Movie review: ‘Women Talking’ a powerful, moving tribute to quiet strength | lifestyle

Miriam Toews’ 2018 novel “Women Talking” was inspired by a horrifying true story: In a remote Mennonite colony in Bolivia, many girls and women were repeatedly and violently raped by men in the community who used an animal anesthetic to do so. the victims unconscious as they slept in their beds.

The attacks, Toews wrote in the introduction to her book, had been attributed to “spirits and demons” for years; women were accused of lying to get attention or letting their imaginations run wild. Described by its author as “both a fictional response to these real events and an act of the female imagination”, Toews’ novel did not depict the violence, but the subsequent meeting of the women while the men went into town as they debated what to do with what had happened .

Written for the screen and directed by Sarah Polley, Women Talking is exactly what its title tells us. Polley does open up the action a bit, but it’s still primarily a long conversation set in a barn, in which some women argue for leaving and finding a new life somewhere else (they have to leave, one says simply, because “we can’t stay”), others for staying and struggle, another for staying and forgiving.

Raised to be illiterate and docile, these women aren’t used to thinking about what they want, and “Women Talking” simply lets us watch them puzzle over how to proceed.
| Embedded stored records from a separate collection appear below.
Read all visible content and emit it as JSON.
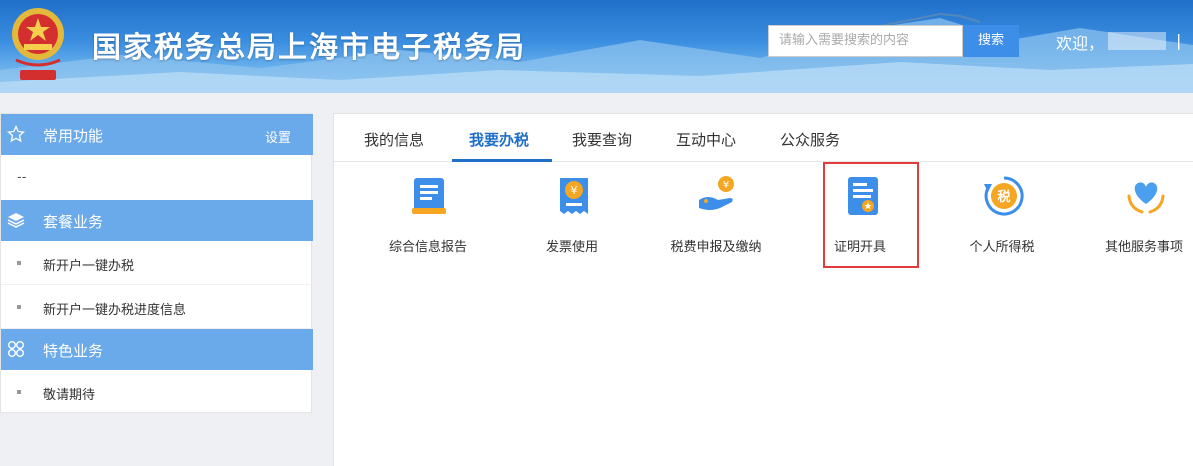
{
  "header": {
    "title": "国家税务总局上海市电子税务局",
    "search_placeholder": "请输入需要搜索的内容",
    "search_button": "搜索",
    "welcome": "欢迎，",
    "separator": "|"
  },
  "sidebar": {
    "common": {
      "title": "常用功能",
      "setting": "设置",
      "empty": "--"
    },
    "package": {
      "title": "套餐业务",
      "items": [
        {
          "label": "新开户一键办税"
        },
        {
          "label": "新开户一键办税进度信息"
        }
      ]
    },
    "special": {
      "title": "特色业务",
      "items": [
        {
          "label": "敬请期待"
        }
      ]
    }
  },
  "tabs": [
    {
      "label": "我的信息"
    },
    {
      "label": "我要办税",
      "active": true
    },
    {
      "label": "我要查询"
    },
    {
      "label": "互动中心"
    },
    {
      "label": "公众服务"
    }
  ],
  "services": [
    {
      "label": "综合信息报告",
      "icon": "report-icon"
    },
    {
      "label": "发票使用",
      "icon": "invoice-icon"
    },
    {
      "label": "税费申报及缴纳",
      "icon": "tax-payment-icon"
    },
    {
      "label": "证明开具",
      "icon": "certificate-icon",
      "highlighted": true
    },
    {
      "label": "个人所得税",
      "icon": "personal-tax-icon"
    },
    {
      "label": "其他服务事项",
      "icon": "other-services-icon"
    }
  ],
  "colors": {
    "primary": "#1f6fc9",
    "sidebar_header": "#6aa9ea",
    "icon_blue": "#3d8ee8",
    "icon_orange": "#f5a623",
    "highlight": "#e23b3b"
  }
}
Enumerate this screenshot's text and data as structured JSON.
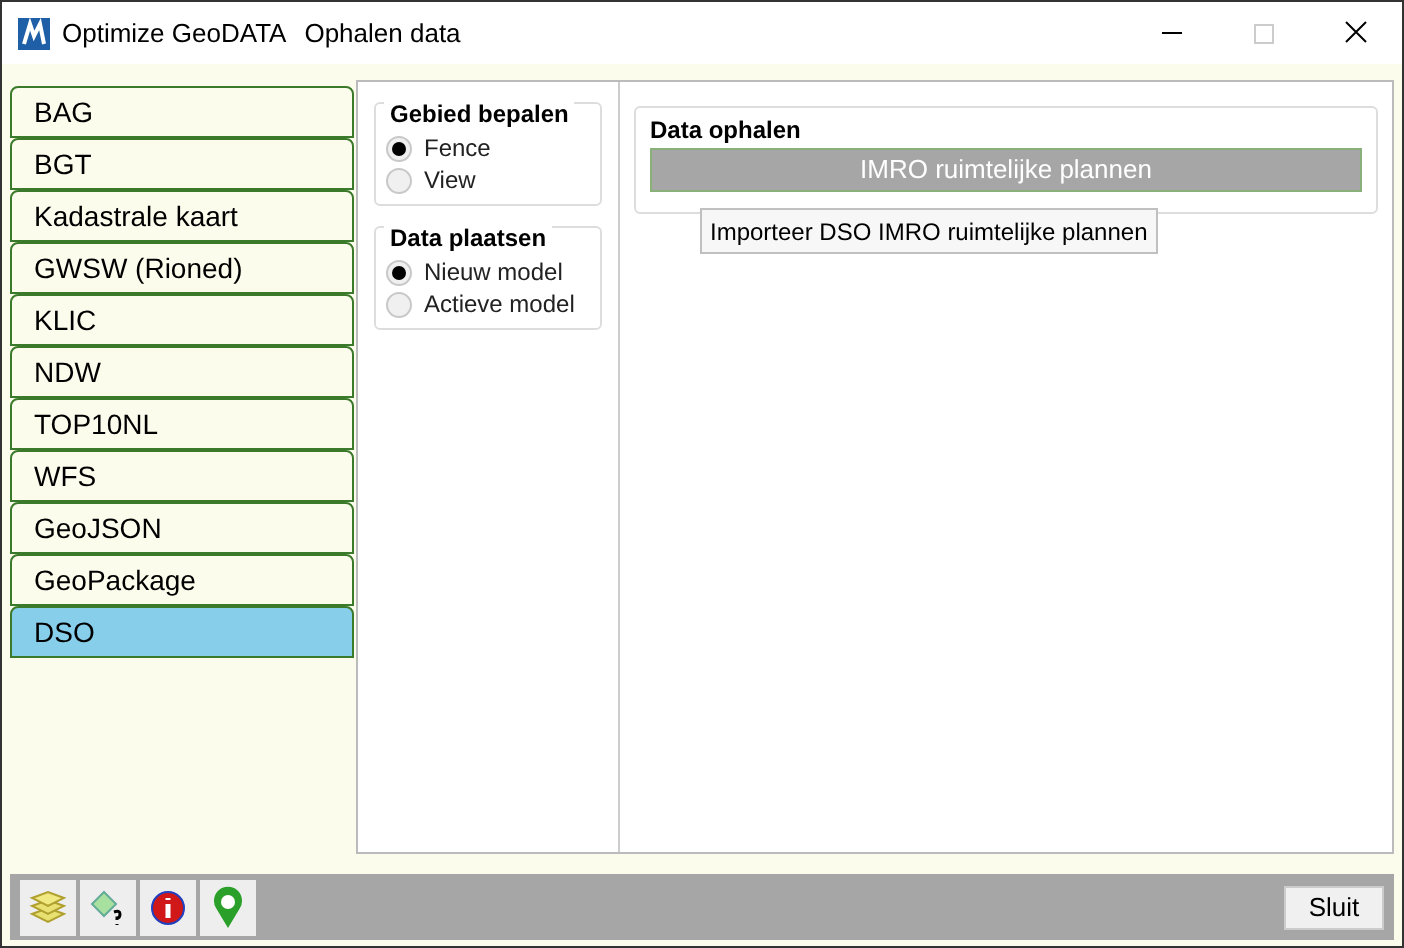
{
  "window": {
    "title": "Optimize GeoDATA",
    "subtitle": "Ophalen data"
  },
  "sidebar": {
    "items": [
      {
        "label": "BAG",
        "selected": false
      },
      {
        "label": "BGT",
        "selected": false
      },
      {
        "label": "Kadastrale kaart",
        "selected": false
      },
      {
        "label": "GWSW (Rioned)",
        "selected": false
      },
      {
        "label": "KLIC",
        "selected": false
      },
      {
        "label": "NDW",
        "selected": false
      },
      {
        "label": "TOP10NL",
        "selected": false
      },
      {
        "label": "WFS",
        "selected": false
      },
      {
        "label": "GeoJSON",
        "selected": false
      },
      {
        "label": "GeoPackage",
        "selected": false
      },
      {
        "label": "DSO",
        "selected": true
      }
    ]
  },
  "groups": [
    {
      "title": "Gebied bepalen",
      "options": [
        {
          "label": "Fence",
          "selected": true
        },
        {
          "label": "View",
          "selected": false
        }
      ]
    },
    {
      "title": "Data plaatsen",
      "options": [
        {
          "label": "Nieuw model",
          "selected": true
        },
        {
          "label": "Actieve model",
          "selected": false
        }
      ]
    }
  ],
  "data_ophalen": {
    "title": "Data ophalen",
    "button": {
      "label": "IMRO ruimtelijke plannen",
      "disabled": true
    },
    "tooltip": "Importeer DSO IMRO ruimtelijke plannen"
  },
  "footer": {
    "close_button": "Sluit"
  }
}
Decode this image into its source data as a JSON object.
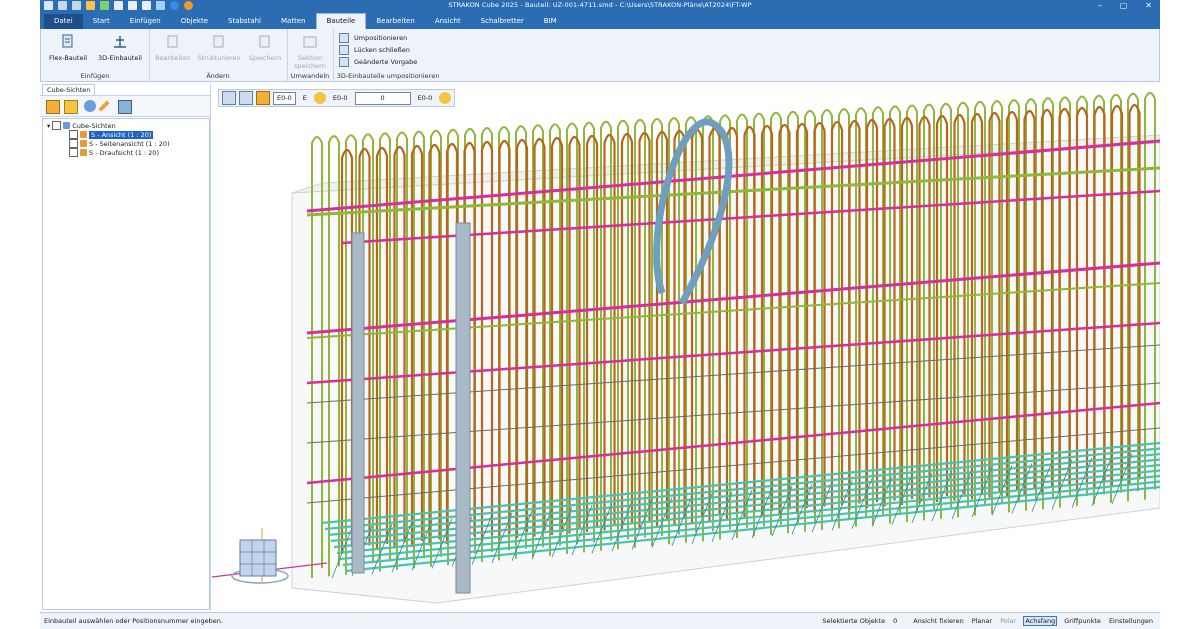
{
  "window": {
    "title": "STRAKON Cube 2025 - Bauteil: UZ-001-4711.smd - C:\\Users\\STRAKON-Pläne\\AT2024\\FT-WP",
    "controls": [
      "–",
      "▢",
      "✕"
    ]
  },
  "menu": {
    "tabs": [
      "Datei",
      "Start",
      "Einfügen",
      "Objekte",
      "Stabstahl",
      "Matten",
      "Bauteile",
      "Bearbeiten",
      "Ansicht",
      "Schalbretter",
      "BIM"
    ],
    "active": "Bauteile"
  },
  "ribbon": {
    "groups": [
      {
        "label": "Einfügen",
        "buttons": [
          "Flex-Bauteil",
          "3D-Einbauteil"
        ]
      },
      {
        "label": "Ändern",
        "buttons": [
          "Bearbeiten",
          "Strukturieren",
          "Speichern"
        ]
      },
      {
        "label": "Umwandeln",
        "buttons": [
          "Sektion speichern"
        ]
      },
      {
        "label": "3D-Einbauteile umpositionieren",
        "buttons": [
          "Umpositionieren",
          "Lücken schließen",
          "Geänderte Vorgabe"
        ]
      }
    ]
  },
  "left_panel": {
    "tab": "Cube-Sichten",
    "tree": {
      "root": "Cube-Sichten",
      "items": [
        "S - Ansicht (1 : 20)",
        "S - Seitenansicht (1 : 20)",
        "S - Draufsicht (1 : 20)"
      ],
      "selected": "S - Ansicht (1 : 20)"
    }
  },
  "viewport_toolbar": {
    "field_1": "E0-0",
    "field_2": "E",
    "field_3": "E0-0",
    "input": "0",
    "field_4": "E0-0"
  },
  "status": {
    "prompt": "Einbauteil auswählen oder Positionsnummer eingeben.",
    "selected_label": "Selektierte Objekte",
    "selected_count": "0",
    "toggles": [
      "Ansicht fixieren",
      "Planar",
      "Polar",
      "Achsfang",
      "Griffpunkte",
      "Einstellungen"
    ],
    "active_toggle": "Achsfang"
  },
  "colors": {
    "title_bar": "#2b6cb2",
    "ribbon_bg": "#eef3fa",
    "rebar_green": "#8fb83a",
    "rebar_orange": "#b9651c",
    "rebar_magenta": "#d42f9a",
    "rebar_cyan": "#49c2b6",
    "anchor_blue": "#6f9fbf"
  }
}
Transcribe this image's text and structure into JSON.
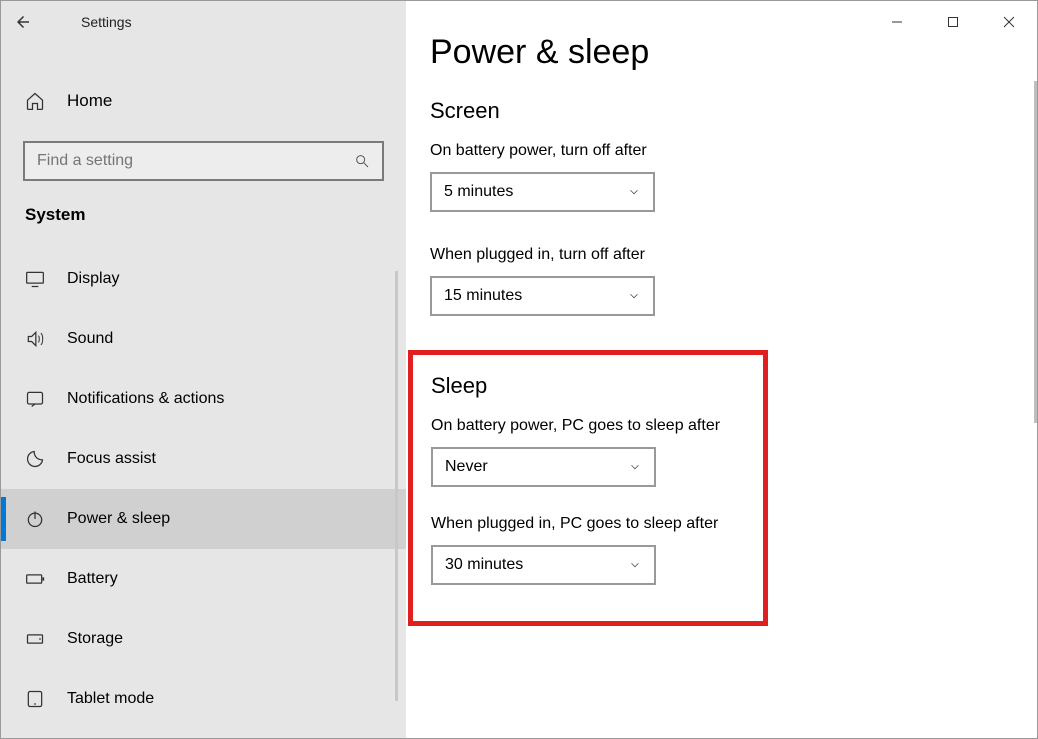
{
  "app_title": "Settings",
  "home_label": "Home",
  "search_placeholder": "Find a setting",
  "category_label": "System",
  "nav": [
    {
      "id": "display",
      "label": "Display"
    },
    {
      "id": "sound",
      "label": "Sound"
    },
    {
      "id": "notifications",
      "label": "Notifications & actions"
    },
    {
      "id": "focus-assist",
      "label": "Focus assist"
    },
    {
      "id": "power-sleep",
      "label": "Power & sleep",
      "selected": true
    },
    {
      "id": "battery",
      "label": "Battery"
    },
    {
      "id": "storage",
      "label": "Storage"
    },
    {
      "id": "tablet-mode",
      "label": "Tablet mode"
    }
  ],
  "page": {
    "title": "Power & sleep",
    "sections": {
      "screen": {
        "title": "Screen",
        "battery_label": "On battery power, turn off after",
        "battery_value": "5 minutes",
        "plugged_label": "When plugged in, turn off after",
        "plugged_value": "15 minutes"
      },
      "sleep": {
        "title": "Sleep",
        "battery_label": "On battery power, PC goes to sleep after",
        "battery_value": "Never",
        "plugged_label": "When plugged in, PC goes to sleep after",
        "plugged_value": "30 minutes"
      }
    }
  }
}
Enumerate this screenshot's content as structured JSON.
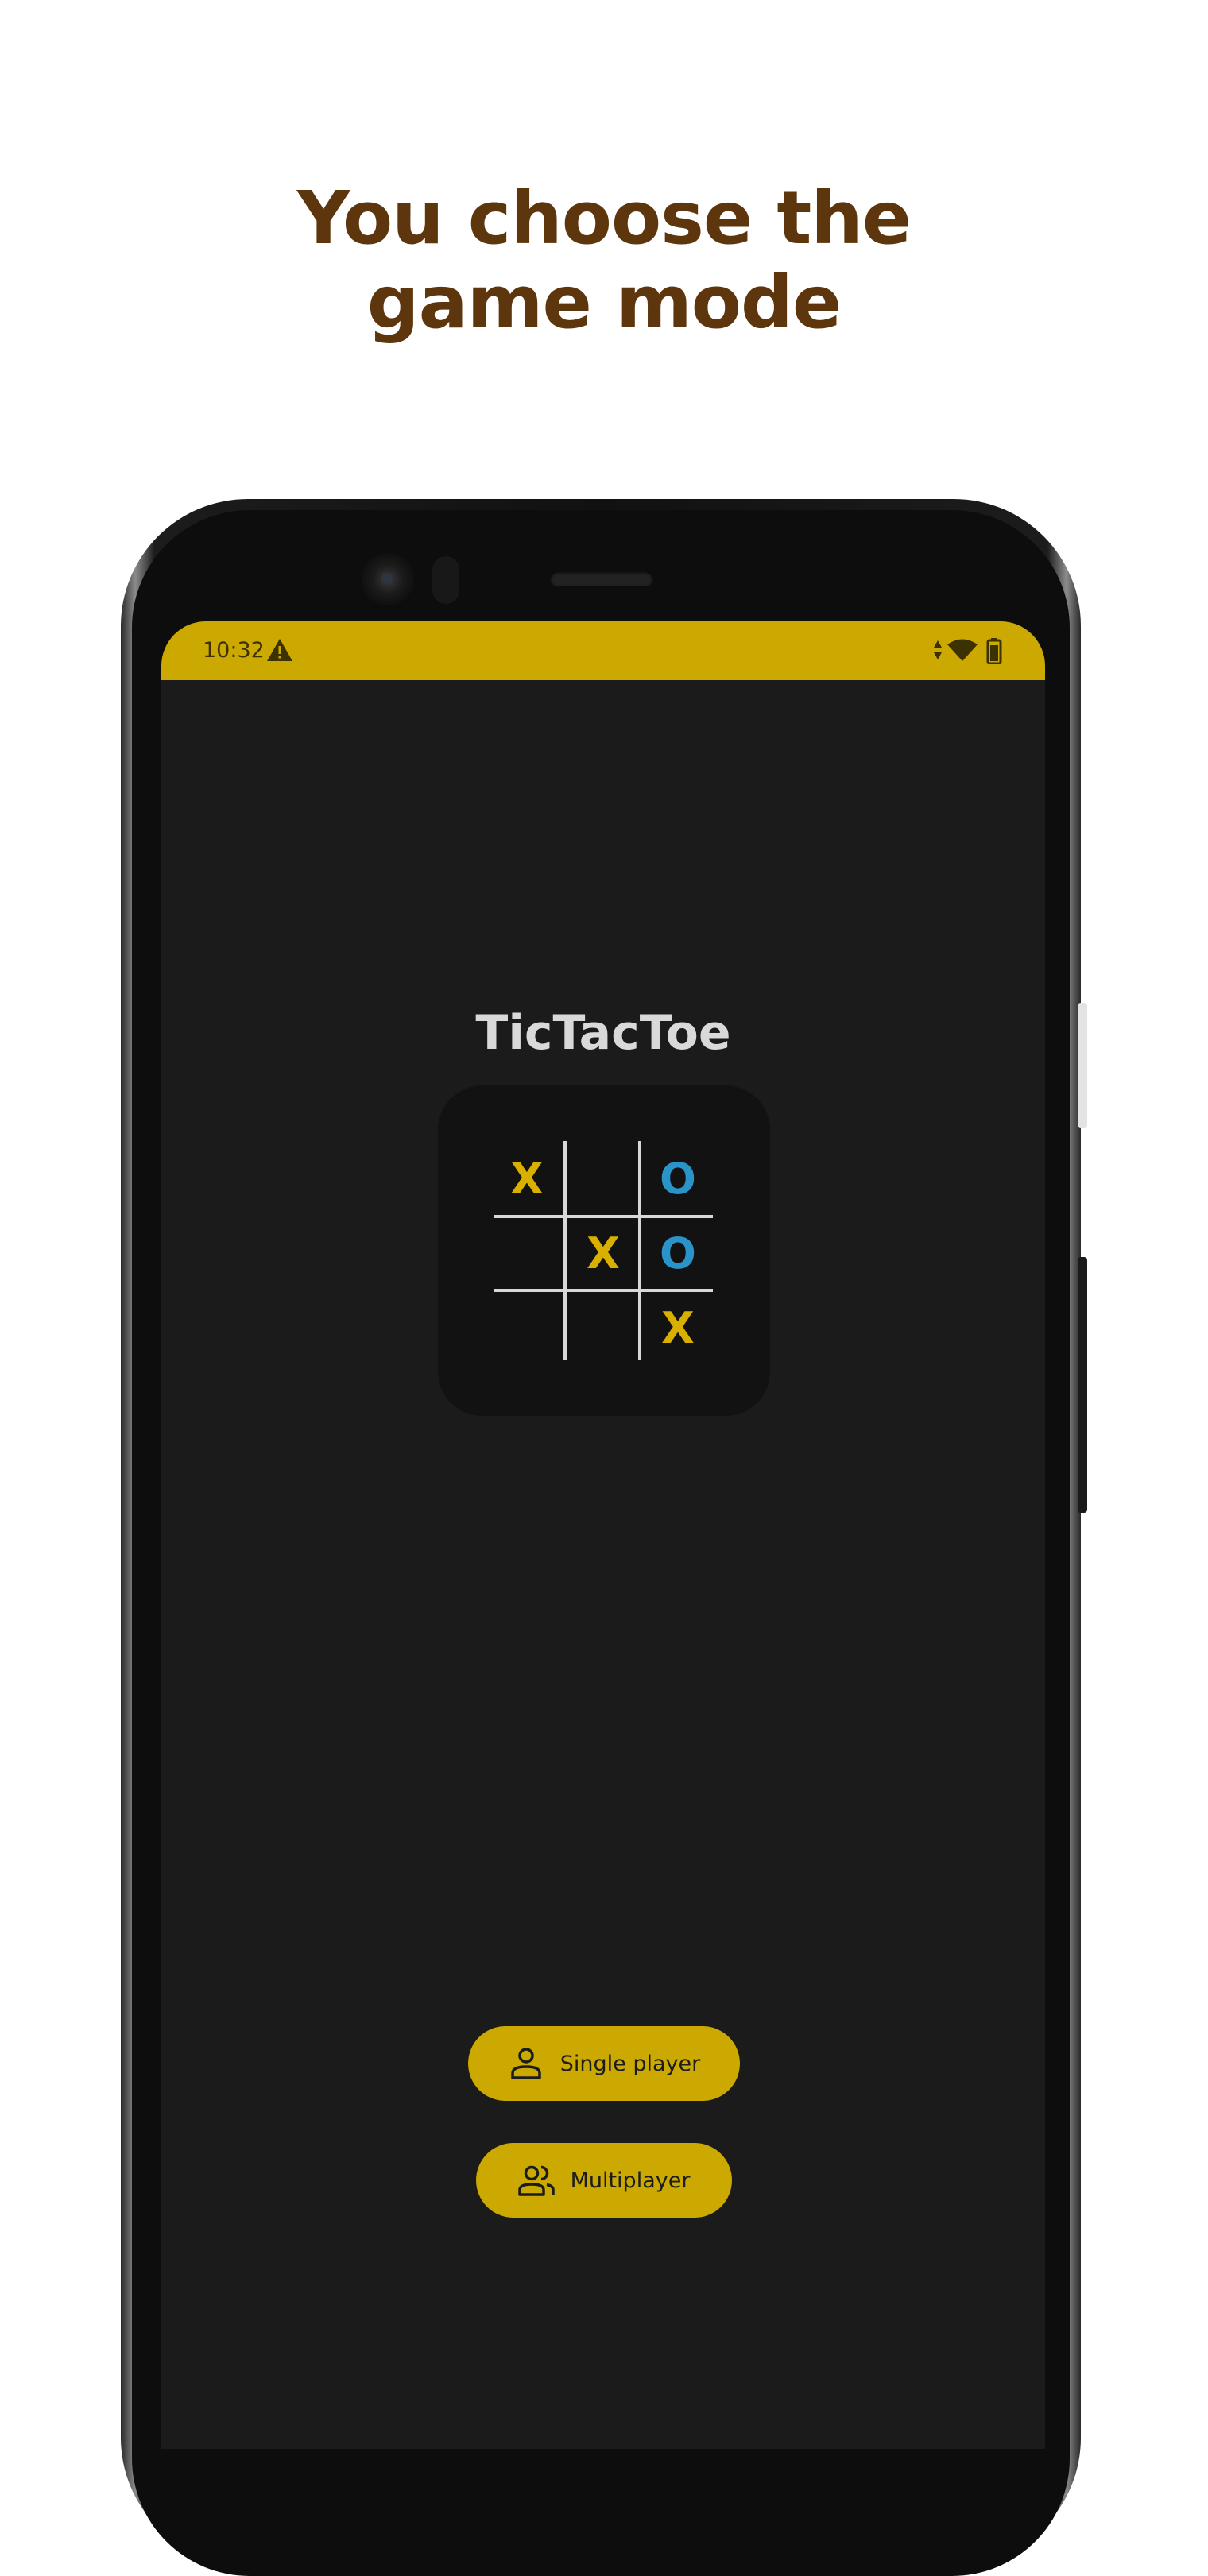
{
  "headline": {
    "line1": "You choose the",
    "line2": "game mode"
  },
  "colors": {
    "accent": "#cba900",
    "headline": "#5e360d",
    "screen_bg": "#1b1b1b",
    "mark_x": "#d9b000",
    "mark_o": "#2a93c8"
  },
  "status_bar": {
    "time": "10:32",
    "icons": [
      "warning-icon",
      "data-signal-icon",
      "wifi-icon",
      "battery-icon"
    ]
  },
  "app": {
    "title": "TicTacToe",
    "board": [
      [
        "X",
        "",
        "O"
      ],
      [
        "",
        "X",
        "O"
      ],
      [
        "",
        "",
        "X"
      ]
    ],
    "buttons": {
      "single": {
        "label": "Single player",
        "icon": "person-icon"
      },
      "multi": {
        "label": "Multiplayer",
        "icon": "people-icon"
      }
    }
  }
}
It’s a small group, just representatives from three families from a large community, with only one man present: gentle August (Ben Whishaw), a schoolteacher who’s there to take the minutes because women can’t do it.

On its surface, “Women Talking” doesn’t feel particularly cinematic, but Polley and the cast make it mesmerizing, drawing us into the lives of these women, moment by quiet moment. It’s shot in faded, slightly grayish colors, as if it’s been left out in the rain, with cinematographer Luc Montpellier finding beautiful afternoon light in the barn and surrounding fields.

The look of the film is serenely charming, in contrast to the horrors the women talk about – or rather, not. In fact, there is little talk about the actual attacks, but a lot of discussion about forgiveness, about the logistics of leaving, about what to do with the emotions they feel. You are amazed at how these women laugh together, how safe they feel with the men away, within the community they have created.

Polley gives us time to get to know these women, to sort out relationships and alliances. Vivid characters emerge: Claire Foy’s fiery Salome, sure she can never forgive the violence done to her young daughter; She with the soft voice of Rooney Mara, glowing like a ghost in the gloom; Mariche Jessie Buckley, a battered woman who practically vibrates with rage; Frances McDormand’s silent elder statesman Scarface Janz, whose set jaw suggests she knows a lot more than she’s letting on.

They talk, we listen. “Women Talking” is a powerful, moving tribute to quiet strength—and, unexpectedly, hope.